01 - Thaw puff pastry sheets while keeping them cold. Preheat oven to 190°C (conventional, no fan).
02 - Cut pears lengthwise, remove cores, and slice very thinly. Pat dry with paper towels to remove excess moisture.
03 - Unfold first pastry sheet and cut into 6 equal rectangles. Place ½ tablespoon almond flour in the center of each rectangle, then arrange half a sliced pear on top. Sprinkle each with brown sugar.
04 - Whisk egg with milk and brush mixture around the pastry edges, avoiding the pear filling.
05 - Repeat the process with the second pastry sheet to create a total of 12 tarts. If pastry becomes warm during handling, chill briefly in refrigerator or freezer before continuing.

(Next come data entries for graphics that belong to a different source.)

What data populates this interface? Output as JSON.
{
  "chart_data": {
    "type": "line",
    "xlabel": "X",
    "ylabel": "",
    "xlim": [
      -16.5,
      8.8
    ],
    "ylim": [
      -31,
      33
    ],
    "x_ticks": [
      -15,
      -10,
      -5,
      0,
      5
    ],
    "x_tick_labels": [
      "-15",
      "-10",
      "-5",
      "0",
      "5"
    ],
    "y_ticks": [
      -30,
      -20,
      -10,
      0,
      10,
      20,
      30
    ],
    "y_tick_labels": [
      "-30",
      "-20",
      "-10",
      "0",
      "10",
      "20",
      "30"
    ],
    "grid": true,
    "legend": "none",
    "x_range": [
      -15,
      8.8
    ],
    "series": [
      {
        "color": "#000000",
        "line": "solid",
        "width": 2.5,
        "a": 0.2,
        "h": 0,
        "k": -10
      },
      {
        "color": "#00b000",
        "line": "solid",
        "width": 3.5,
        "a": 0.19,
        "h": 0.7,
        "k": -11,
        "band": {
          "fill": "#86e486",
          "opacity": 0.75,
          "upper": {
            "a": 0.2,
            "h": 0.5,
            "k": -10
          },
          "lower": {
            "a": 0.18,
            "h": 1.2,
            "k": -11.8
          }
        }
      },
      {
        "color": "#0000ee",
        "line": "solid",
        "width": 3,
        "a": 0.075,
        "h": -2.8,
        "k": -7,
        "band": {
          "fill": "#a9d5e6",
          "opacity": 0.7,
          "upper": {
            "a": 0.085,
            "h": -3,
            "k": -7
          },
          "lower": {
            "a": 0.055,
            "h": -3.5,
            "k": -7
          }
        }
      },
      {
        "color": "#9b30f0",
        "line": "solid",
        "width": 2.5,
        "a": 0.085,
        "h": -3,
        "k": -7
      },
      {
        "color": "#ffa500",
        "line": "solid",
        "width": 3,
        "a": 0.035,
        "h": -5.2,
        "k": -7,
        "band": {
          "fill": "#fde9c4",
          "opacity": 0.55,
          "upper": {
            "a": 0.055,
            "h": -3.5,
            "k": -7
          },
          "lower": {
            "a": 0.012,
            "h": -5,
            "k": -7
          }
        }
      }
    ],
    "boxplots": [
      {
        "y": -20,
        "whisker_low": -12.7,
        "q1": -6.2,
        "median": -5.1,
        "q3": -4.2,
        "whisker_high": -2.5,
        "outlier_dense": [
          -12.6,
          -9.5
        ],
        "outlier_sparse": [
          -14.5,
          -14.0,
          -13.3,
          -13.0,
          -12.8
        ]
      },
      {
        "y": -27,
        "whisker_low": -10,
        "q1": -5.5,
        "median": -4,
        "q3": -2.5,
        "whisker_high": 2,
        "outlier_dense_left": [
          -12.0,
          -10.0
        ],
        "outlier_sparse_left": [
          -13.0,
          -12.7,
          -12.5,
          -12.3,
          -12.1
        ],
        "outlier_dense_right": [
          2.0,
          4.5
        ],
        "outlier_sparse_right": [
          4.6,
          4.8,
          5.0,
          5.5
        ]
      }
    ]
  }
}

06 - Bake tarts at 190°C for approximately 45 minutes, working in batches of 6. Cover tarts with foil after 15 minutes to prevent excessive browning.
07 - Allow tarts to cool in baking tray for 3 minutes before transferring to a cooling rack.

# Notes:

01 - Tarts are best enjoyed fresh. Store any leftovers in an airtight container at room temperature for 2-3 days.
02 - If pastry becomes too warm to handle at any point, chill it briefly before continuing.